Make use of your knowledge

Superiority and your ego will not get you far, be humble and spread your knowledge.

This was definitely a week of varying emotions. It took me a while to think about what I wanted to write about, and it varied from topics that needed a lot of research and knowledge in order to do it justice. However, I decided that this week I needed to explain something that I believe we constantly overlook.

Last week, I wrote about the importance of keeping yourself informed and constantly using knowledge to better yourself.

Although this is true, it is so important to not be selfish about the knowledge you have.

Look­—what use is the knowledge you have if you never allow those around you to have it? If you’re a specialist in a certain skill, or if you’re working with a team of people who all contain a different skill, and you decide that it’s best to just not help those around you, then you’ve failed to help those around you grow.

You’re going to be given a wealth of knowledge. Your selfishness will not make you a better person.

It’s tough because you may want to spread your knowledge to others because you know it’ll absolutely help those individuals in their lives. But then comes those individuals who will ostracize you for making the decision to spread your knowledge.

People who make you feel bad, or bring you down because of your consistent efforts to inform and teach those around you because they feel that your knowledge is superior to everyone, are people whose opinions you should not be basing your actions on.

I’ve caught myself in fear of even explaining to people or going to people to teach them something new. I’ve found that I continuously keep my mind set on that individual or group of people who ostracize me, to the point where I lose my sense of focus on my ultimate goals. Just this week, I’ve been dealing with this mind battle of wanting to spread knowledge to a group of people, while also considering that I’ll be shunned if I do it. I know that I’m not doing anything wrong, and that the knowledge I have will benefit the people with whom I share it. Despite this, I can’t help but feel guilty, regardless of how good my actions may be.

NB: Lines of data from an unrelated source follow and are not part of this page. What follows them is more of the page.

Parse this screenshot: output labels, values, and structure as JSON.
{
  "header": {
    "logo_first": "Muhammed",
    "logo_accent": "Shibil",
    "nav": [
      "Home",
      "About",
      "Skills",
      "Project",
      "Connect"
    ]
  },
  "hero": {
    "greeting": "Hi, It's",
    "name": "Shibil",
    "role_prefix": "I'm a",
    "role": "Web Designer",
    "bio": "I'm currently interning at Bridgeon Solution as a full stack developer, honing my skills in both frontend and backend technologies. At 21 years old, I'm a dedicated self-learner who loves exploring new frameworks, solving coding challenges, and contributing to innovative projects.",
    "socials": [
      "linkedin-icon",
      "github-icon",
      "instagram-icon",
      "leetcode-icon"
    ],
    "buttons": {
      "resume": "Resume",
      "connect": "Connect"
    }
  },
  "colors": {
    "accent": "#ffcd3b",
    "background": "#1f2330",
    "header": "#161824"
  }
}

I get so caught up in the potential of being ostracized that it almost freezes my ability to even make a decision about anything. All because someone decided that the knowledge I have is superior to those around me. It ruins you and makes you feel like trash. It really does.

I have a lot to work on, mentally, when it comes to this topic. It’s definitely a work in progress, but I know that one day I’ll realize that spreading the knowledge I do have, and will have, is probably one of the most important things I can do for myself, and for the people who want to learn and grow.

You cannot let those who believe that they are superior to everyone else be the people that decide your actions. People will never remember the ones who kept their knowledge to themselves. Those that believe they are superior will definitely have people who believe that, and fall for the trap of believing in their constant goal of proving that they are better than everyone. Though, eventually that following will wither away, and that person’s superiority complex will be crushed.

No one is superior to anyone else. The best leaders are those willing to spread their knowledge to those around them.

At the end of the day, what’s the point of living and putting yourself in fear of individuals who want to hide you away and to keep you away from allowing knowledge to spread. If you have a wealth of knowledge, spread it. You’re going to teach someone something that’ll change them, even the slightest bit, and being afraid to spread that is no way to live.

Realistically, no one should care about how you spend your free time and what you do with it. Your life is your life. Your actions will define you­—they will. If you want to spread the wealth of knowledge you carry in order to help progress those around you, then go ahead. Be you and do you.

Which brings me to my next point—our egos. Wonderful little things we have. Our egos constantly define who we are. I’ve written about this before, but I strongly believe that being humble about yourself, your accomplishments, looks, personalities, and whatever else, will set you apart from those that use their egos to boast to the world about who they are and what they’ve done.

Those who aim to bring you down and make attempts to tell you that your knowledge should not be shared, are people who you should not base your actions off of. Spread knowledge, be you, and let your actions define you—not your ego.